I have absolutely no use for winter. As a season, it’s a complete waste. It’s always dark, everything is dead and bare, and it’s cold. Very cold. Unreasonably cold. On Friday, the greater New York area was treated to a high of 19 degrees. With the wind, it felt as if it were well below zero.
Why is this necessary? Nothing can thrive in such conditions. Sure, above the Arctic Circle you have fluffy seals and adorable polar bears; but the last time I checked, no such animal was working 9 to 5 in midtown Manhattan. I’m all for saving the environment and combating global warming, but if we could keep things above freezing, I’d be grateful.
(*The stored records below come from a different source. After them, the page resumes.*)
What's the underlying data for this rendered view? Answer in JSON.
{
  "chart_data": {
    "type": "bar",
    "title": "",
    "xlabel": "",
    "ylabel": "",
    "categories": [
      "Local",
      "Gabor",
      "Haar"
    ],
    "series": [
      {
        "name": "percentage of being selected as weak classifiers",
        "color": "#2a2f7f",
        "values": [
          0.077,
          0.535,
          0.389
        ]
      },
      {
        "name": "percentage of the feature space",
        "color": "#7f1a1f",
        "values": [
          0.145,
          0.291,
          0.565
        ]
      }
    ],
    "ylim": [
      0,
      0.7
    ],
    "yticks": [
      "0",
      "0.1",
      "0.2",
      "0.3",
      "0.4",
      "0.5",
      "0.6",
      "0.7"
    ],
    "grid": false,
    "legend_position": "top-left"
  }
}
What made Friday so awful was that, aside from a few noncommittal flurries, there was no inclement weather to accompany this unbearable cold. Look, if Mother Nature is going to dial it down to the single digits, then I say, “Mama, go crazy! Bring it on!” Give me feet of snow, layers of ice, skin-slicing sleet, and hail stones the size of tangerines. If it’s worth doing, it’s worth overdoing; that’s what I always say. I’d rather you just cripple the entire metropolitan area and leave me holed up in my apartment Anne Frank-style than have to dress for the Iditarod just to get to the gym. Go big or go home, you bitch.